Depois de quatro dias no paraíso, me sentia mais em casa do que nunca. Uma casa onde todos são irmãos ligados pela alma. Uma casa onde não se precisa falar para entender. Onde apenas o olhar basta.
Aprendi muitas coisas. Mas uma delas é que, em baixo da nossa mata tem gente, uma gente que é mais gente que nós e que precisamos proteger com nossas garras e todas as forças. Unidos, jamais seremos vencidos.
Obrigada, Anã e todos que participaram dessa inesquecível família.
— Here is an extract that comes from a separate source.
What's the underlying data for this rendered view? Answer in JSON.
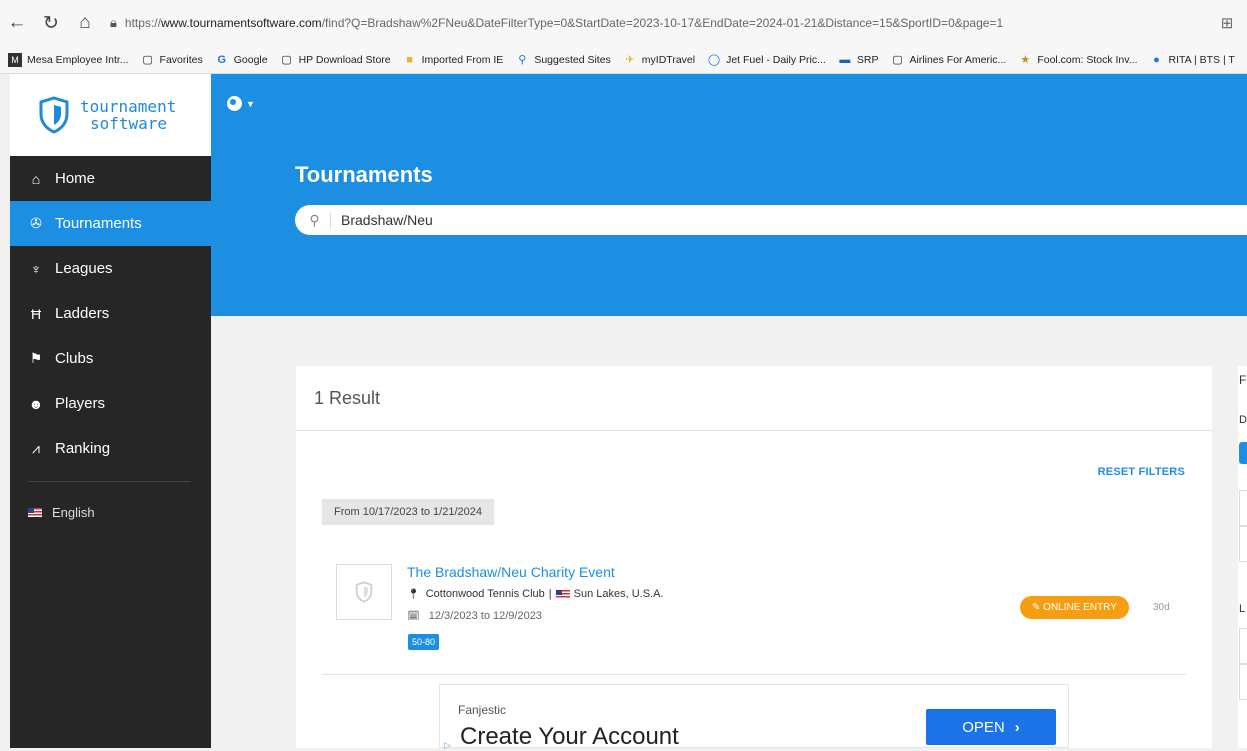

Álvaro Mello Albuquerque e Almeida
Antes de ir para a comunidade do Anã, estava com medo, principalmente de não gostar da viagem. Durante a viagem descobri: não há como não gostar. Muitas virtudes são desenvolvidas durante a viagem, como a humildade. Ver as crianças terem tão pouco e do mesmo jeito serem tão felizes, me tocou profundamente. As pessoas lá são extremamente receptivas e simpáticas, e com elas aprendi como um “bom dia” com um sorriso no rosto é muito melhor. Aprendi nessa viagem, entre diversas coisas, que “debaixo da mata da gente, tem gente”, como dizia uma das moradoras da comunidade. Precisamos valorizar a beleza que existe na Amazônia e precisamos preservá-la.